The game gives you very little to start with. There's no real tutorial, but the first ten missions or so, out of a total of 100, are meant to familiarize you with certain tools and aspects of control. However, the game doesn' really explain what it means when it tells you to use certain tools or take certain actions. It took me so long to figure out that "Level Up An Ant" meant "hold the little guy down and poke him until he got angry" that I seriously considered the game to be broken and my money to be wasted. I was probably right about the latter.
I decided to give the game a second chance and played it while I was installing another, more entertaining, game on my computer. When I use a game as filler for the installation of another, it usually speaks volumes about how much I like that game.

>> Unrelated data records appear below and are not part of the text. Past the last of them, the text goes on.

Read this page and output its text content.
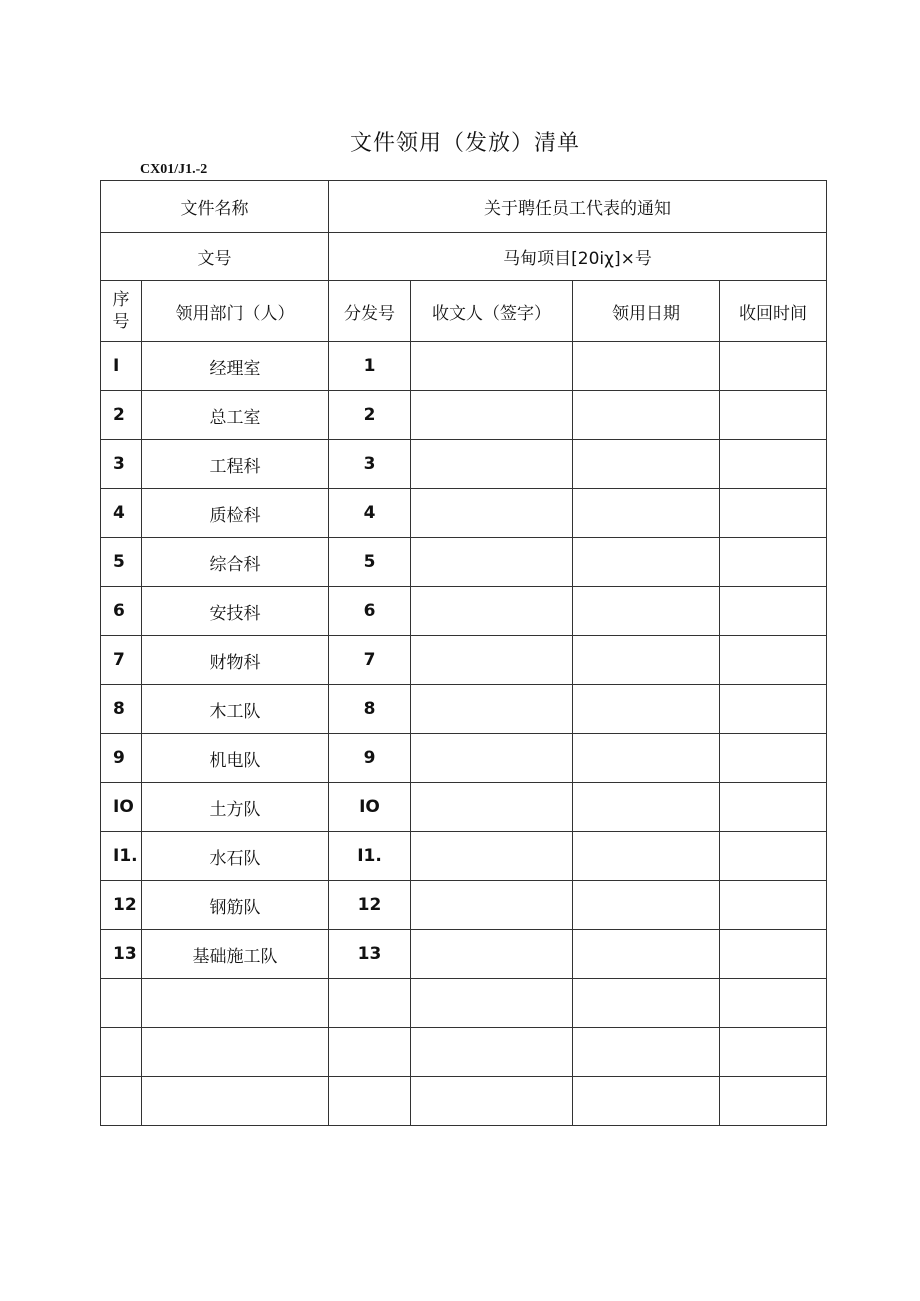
文件领用（发放）清单
CX01/J1.-2
文件名称		关于聘任员工代表的通知			
文号		马甸项目[20iχ]×号			

序
号	领用部门（人）	分发号	收文人（签字）	领用日期	收回时间
I	经理室	1			
2	总工室	2			
3	工程科	3			
4	质检科	4			
5	综合科	5			
6	安技科	6			
7	财物科	7			
8	木工队	8			
9	机电队	9			
IO	土方队	IO			
I1.	水石队	I1.			
12	钢筋队	12			
13	基础施工队	13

During the game you spend most of your time buying cookies and candy with gold that you collect for completing missions and dropping them on the ground so that you can build up your army. Then you watch in abject horror as said army is wiped out by a single stronger enemy, like a Japanese beetle or a weaval of some kind. This wouldn't be a problem if there was an easy way to build your army up again, but you spend an exorbitant amount of your starting gold on building up your initial army. Once you're down to four ants, it becomes hard to kill even the random lady bugs, which are supposed to be the weakest enemies in the game. This necessitates a restart, which is a horrible way to extend gameplay length.
Outside of building up your army, you have to move your ants around and give them commands with a set of tools that are somewhat strange. The pipette is straightforward enough; you hold a button to suck up your ants and press another to release them all. However, in order to get the ants out of their colony (which you'll see as a small 2-dimensional mini map) you have to do some odd massaging thing and hope that they don't all cascade back down the hole once you've stopped. The pipette is pretty much the only way to move the ants around that I've seen, but again, I haven't been through the whole game. Once my army was wiped out for the third time, I decided the game wasn't worth much more of my time and my other game had finished installing.
If you want to play an ant colony simulator, and have fun, you'd be much better off finding an old SNES, a copy of SimAnt, and leading the yellow ant to victory.